News and Insights
28 September 2016
Do you ever give thought to the thought of giving thought?
Does that even make sense? Most of us take for granted our ability to think clearly, make decisions and even judge the quality of an opening line to an article! So, what happens if one day you come to lose that ability?
There is any number of reasons why a person’s capacity may become impaired, including mental health problems, stroke, injury or addiction. It’s easy to imagine how quickly things can change for a person and their family when this happens. Accidents and dementia are probably the most common triggers and the latter is a growing concern.
Jersey’s elderly population is expected to double in the next 30 years. With this, the number of people suffering from dementia will only increase. Given this reality, it is positive news that Jersey is updating its out-dated mental health laws to match modern needs.
Where do things stand right now?
Mental health issues have the potential to affect us all (whether directly or indirectly). However, right now there is no specific Jersey legislation dedicated to addressing and resolving all the issues arising when a person loses the capacity to make their own decisions.

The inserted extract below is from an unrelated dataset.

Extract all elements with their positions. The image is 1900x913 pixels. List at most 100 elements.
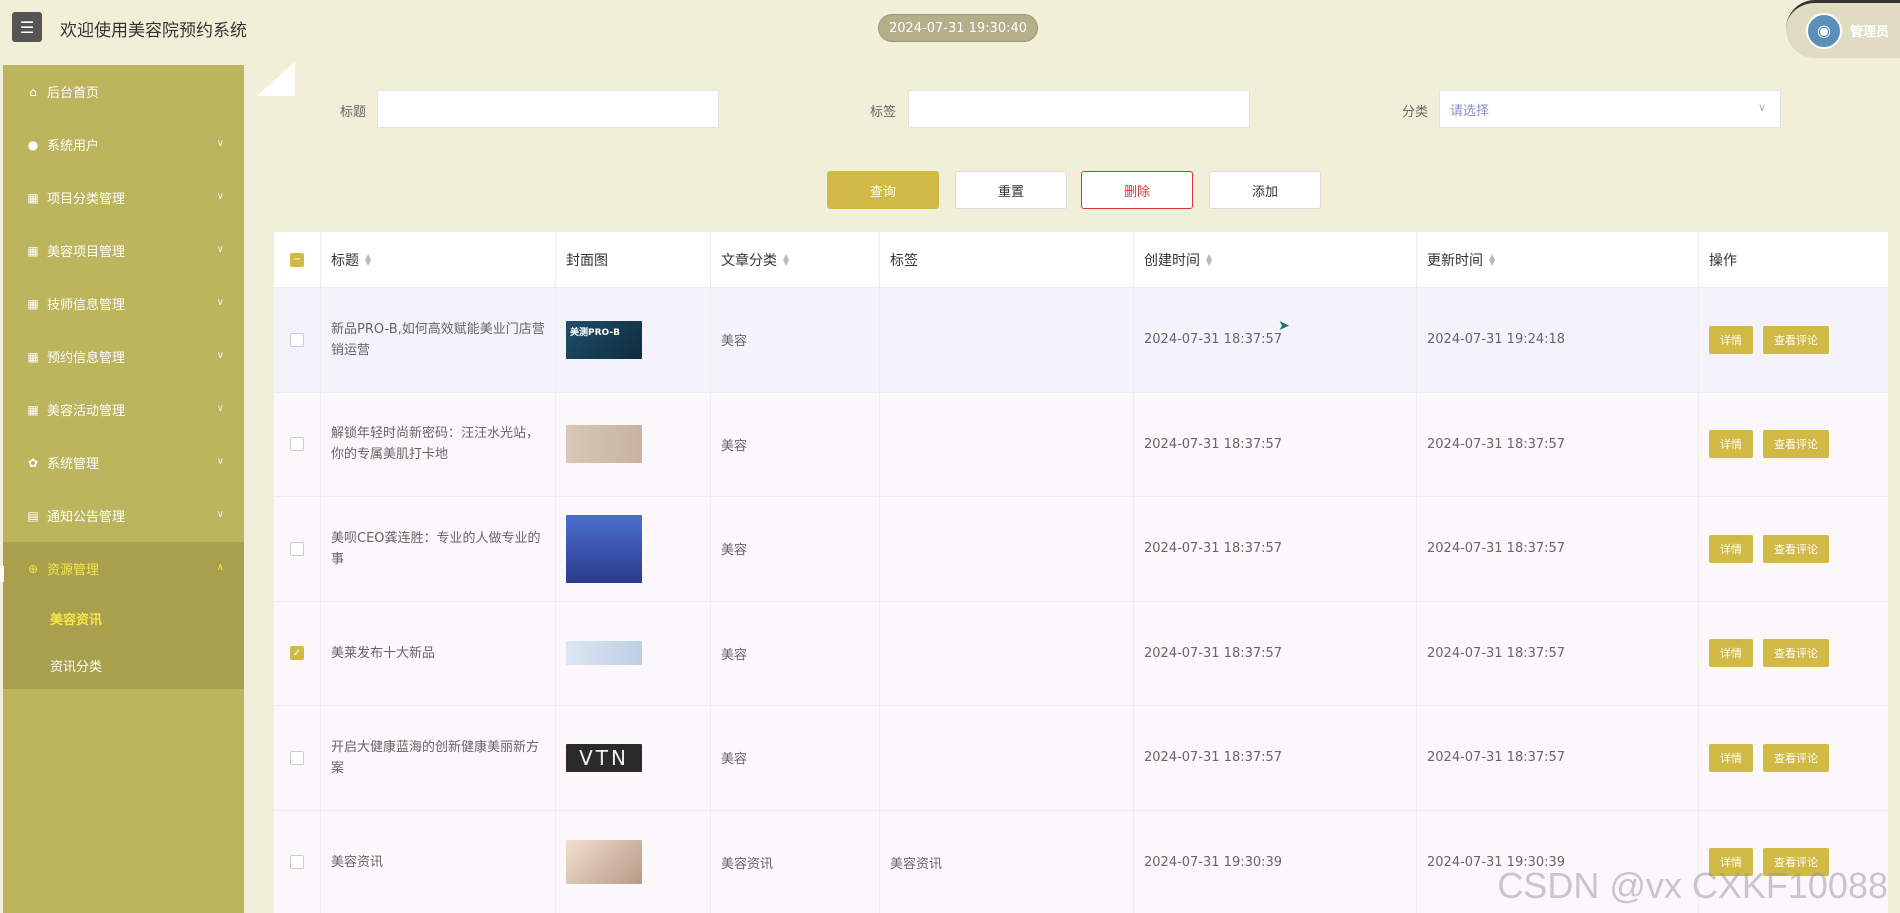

That is now set to change under a new Capacity and Self-Determination (Jersey) Law. A draft, which resembles the UK’s Mental Capacity Act 2005, was sent out for public consultation towards the end of 2015. This will be completely new to Jersey when it comes into force, which we expect to be soon.

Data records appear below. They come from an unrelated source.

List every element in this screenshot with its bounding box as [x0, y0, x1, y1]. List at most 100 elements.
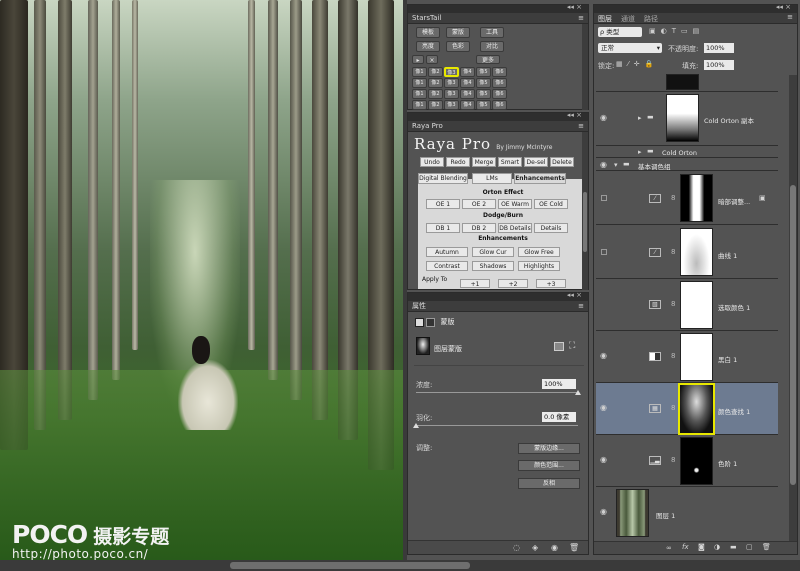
feather-slider-thumb[interactable]	[413, 423, 419, 428]
layer-row-levels[interactable]: ◉ ▁▃ 8 色阶 1	[596, 435, 778, 487]
starstail-preset-button[interactable]: 像6	[492, 89, 507, 99]
filter-icons[interactable]: ▣◐T▭▤	[649, 27, 704, 35]
panel-collapse-strip[interactable]: ◂◂ ×	[594, 3, 797, 13]
collapse-icon[interactable]: ◂◂ ×	[567, 111, 582, 119]
layer-mask-thumbnail[interactable]	[680, 228, 713, 276]
density-slider[interactable]	[416, 390, 581, 395]
apply-to-button[interactable]: +1	[460, 279, 490, 288]
layer-mask-thumbnail[interactable]	[680, 174, 713, 222]
starstail-button[interactable]: ×	[426, 55, 438, 64]
dodge-burn-button[interactable]: DB 1	[426, 223, 460, 233]
starstail-button[interactable]: 模板	[416, 27, 440, 38]
mask-edge-button[interactable]: 蒙版边缘...	[518, 443, 580, 454]
starstail-button[interactable]: 色彩	[446, 41, 470, 52]
visibility-checkbox[interactable]	[601, 249, 607, 255]
raya-tab[interactable]: LMs	[472, 173, 512, 184]
collapse-group-icon[interactable]: ▾	[614, 161, 618, 169]
eye-icon[interactable]: ◉	[600, 160, 607, 169]
panel-menu-icon[interactable]: ≡	[578, 301, 584, 312]
apply-to-button[interactable]: +2	[498, 279, 528, 288]
enhancement-button[interactable]: Glow Cur	[472, 247, 514, 257]
orton-button[interactable]: OE 2	[462, 199, 496, 209]
eye-icon[interactable]: ◉	[600, 403, 607, 412]
lock-icons[interactable]: ▦⁄✛🔒	[616, 60, 658, 68]
starstail-preset-button[interactable]: 像1	[412, 67, 427, 77]
properties-title[interactable]: 属性 ≡	[408, 301, 588, 312]
panel-collapse-strip[interactable]: ◂◂ ×	[408, 3, 588, 13]
layer-mask-thumbnail[interactable]	[680, 281, 713, 329]
starstail-preset-button[interactable]: 像4	[460, 67, 475, 77]
fill-input[interactable]: 100%	[704, 60, 734, 70]
kind-filter-select[interactable]: ρ 类型	[598, 27, 642, 37]
raya-toolbar-button[interactable]: Smart	[498, 157, 522, 167]
starstail-button[interactable]: 亮度	[416, 41, 440, 52]
feather-slider[interactable]	[413, 423, 578, 428]
panel-menu-icon[interactable]: ≡	[578, 121, 584, 132]
layers-scrollbar[interactable]	[789, 75, 797, 541]
visibility-icon[interactable]: ◉	[551, 543, 558, 552]
starstail-preset-button[interactable]: 像6	[492, 78, 507, 88]
tab-channels[interactable]: 通道	[621, 14, 635, 24]
layer-mask-thumbnail-selected[interactable]	[678, 383, 715, 435]
starstail-preset-button[interactable]: 像5	[476, 89, 491, 99]
blend-mode-select[interactable]: 正常 ▾	[598, 43, 662, 53]
layer-row-color-lookup[interactable]: ◉ ▦ 8 颜色查找 1	[596, 383, 778, 435]
vector-mask-icon[interactable]	[426, 317, 436, 327]
enhancement-button[interactable]: Contrast	[426, 261, 468, 271]
raya-toolbar-button[interactable]: Redo	[446, 157, 470, 167]
load-selection-icon[interactable]: ◌	[513, 543, 520, 552]
adjustment-icon[interactable]: ◑	[714, 543, 720, 551]
eye-icon[interactable]: ◉	[600, 113, 607, 122]
raya-scrollbar[interactable]	[582, 132, 588, 290]
starstail-preset-button[interactable]: 像3	[444, 78, 459, 88]
layer-row-selective-color[interactable]: ▧ 8 选取颜色 1	[596, 279, 778, 331]
expand-icon[interactable]: ▸	[638, 114, 642, 122]
layer-row-cold-orton[interactable]: ▸ ▬ Cold Orton	[596, 146, 778, 158]
panel-menu-icon[interactable]: ≡	[578, 13, 584, 24]
layer-mask-thumbnail[interactable]	[666, 74, 699, 90]
density-slider-thumb[interactable]	[575, 390, 581, 395]
raya-toolbar-button[interactable]: Merge	[472, 157, 496, 167]
apply-mask-icon[interactable]: ⛶	[569, 341, 575, 351]
eye-icon[interactable]: ◉	[600, 455, 607, 464]
fx-icon[interactable]: fx	[682, 543, 689, 551]
starstail-button[interactable]: 工具	[480, 27, 504, 38]
starstail-title[interactable]: StarsTail ≡	[408, 13, 588, 24]
starstail-preset-button[interactable]: 像6	[492, 100, 507, 110]
trash-icon[interactable]: 🗑	[762, 543, 771, 551]
orton-button[interactable]: OE Warm	[498, 199, 532, 209]
raya-title[interactable]: Raya Pro ≡	[408, 121, 588, 132]
starstail-scrollbar[interactable]	[582, 24, 588, 110]
raya-toolbar-button[interactable]: Undo	[420, 157, 444, 167]
new-layer-icon[interactable]: ▢	[746, 543, 753, 551]
collapse-icon[interactable]: ◂◂ ×	[567, 291, 582, 299]
starstail-preset-button[interactable]: 像1	[412, 78, 427, 88]
panel-menu-icon[interactable]: ≡	[787, 13, 793, 21]
orton-button[interactable]: OE Cold	[534, 199, 568, 209]
color-range-button[interactable]: 颜色范围...	[518, 460, 580, 471]
select-mask-icon[interactable]	[554, 342, 564, 351]
expand-icon[interactable]: ▸	[638, 148, 642, 156]
tab-layers[interactable]: 图层	[598, 14, 612, 24]
link-icon[interactable]: ∞	[666, 544, 672, 552]
horizontal-scrollbar-thumb[interactable]	[230, 562, 470, 569]
starstail-preset-button[interactable]: 像1	[412, 100, 427, 110]
mask-icon[interactable]: ◙	[698, 543, 705, 551]
opacity-input[interactable]: 100%	[704, 43, 734, 53]
properties-tab-mask[interactable]: 蒙版	[440, 318, 454, 326]
enhancement-button[interactable]: Glow Free	[518, 247, 560, 257]
group-icon[interactable]: ▬	[730, 543, 737, 551]
starstail-preset-button[interactable]: 像2	[428, 78, 443, 88]
starstail-preset-button[interactable]: 像5	[476, 67, 491, 77]
starstail-more-button[interactable]: 更多	[476, 55, 500, 64]
apply-icon[interactable]: ◈	[532, 543, 538, 552]
visibility-checkbox[interactable]	[601, 195, 607, 201]
dodge-burn-button[interactable]: DB Details	[498, 223, 532, 233]
dodge-burn-button[interactable]: Details	[534, 223, 568, 233]
starstail-button[interactable]: 蒙版	[446, 27, 470, 38]
starstail-preset-button[interactable]: 像4	[460, 78, 475, 88]
enhancement-button[interactable]: Shadows	[472, 261, 514, 271]
layer-row-shadow-adjust[interactable]: ⁄ 8 暗部调整... ▣	[596, 171, 778, 225]
layer-row-black-white[interactable]: ◉ 8 黑白 1	[596, 331, 778, 383]
pixel-mask-icon[interactable]	[415, 317, 424, 327]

Why is the new law being introduced?
Carers and professionals do not currently have enough clarity as to when a person should be regarded as lacking mental capacity. To put it a better way, there are no clear rules to protect the autonomy of individuals with questionable capacity. The new law will shift the focus from taking power away from an individual towards a more modern approach. It will be aimed at empowering people to make their own decisions whenever possible and encouraging them to plan ahead in case they are unable to make decisions in the future.
What are the key changes?
In order to make this shift, some major changes will be brought in under the new law. There will be:
New guiding principles such as a default position presuming a person has capacity.
A test for mental capacity which will focus on the ability to make specific decisions.
A process to ensure decisions made for a person lacking capacity are taken in their best interests.
Provision to enable people to make, in advance, decisions to refuse treatment.
The ability to make lasting powers of attorney so that people can appoint someone to look after their physical wellbeing and financial affairs.
Safeguards to ensure people are only deprived of their liberty in accordance with their human rights.
New offences to deal with neglect and ill-treatment.
Why should you care?
These changes will affect anyone working with or caring for an adult who lacks capacity to make specific decisions. They will need to comply with the new law when making decisions on that person’s behalf. However, for the majority of us, the most interesting change is probably the introduction of provision for lasting powers of attorney.
If you grant someone a power of attorney, you give them authority to handle your affairs. Under current law, it automatically becomes void should you lose capacity. The new law will allow certain powers of attorney to survive this development. Real life examples underlining why this matters to us all are the tragic skiing accidents suffered by F1 racing driver Michael Schumacher and the one time Goldman Sachs VP, Dutch Prince Johan Friso. An accident can occur when least expected. A lasting power of attorney has the potential to alleviate its often costly and stressful consequences, especially as medical advances blur the boundary between life and death.
What happens next?
The new law is in the process of being finalised. We anticipate that it (together with a new Mental Health Law) will be lodged with the States before the end of March this year. If it is passed by the States Assembly we can expect both new laws to be brought into force in April 2018.
It is clear that the States is committed to this project by investing both in this new legislation and in the Island’s mental health services generally. This is without doubt the right approach. Jersey cannot carry on muddling through with out of date mental health legislation and systems. We can now look forward to arrangements that reflect modern thinking about human rights compatible protection for those who encounter mental capacity problems.
Jersey’s mental health laws Mental Health (Jersey) Law 1969 (current)
Deals with the admission and treatment of people with mental disorders and a system of curatorship whereby the Royal Court can appoint a suitable person to look after the affairs of someone shown to be incapable.
The Mental Health (Jersey) Law (draft)
Repeals 1969 law and aims to provide a new framework for the treatment of people with mental disorders.
The Capacity and Self-Determination (Jersey) Law (draft)
New law to enable people to make decisions for themselves for as long as possible and protect them when they no longer can.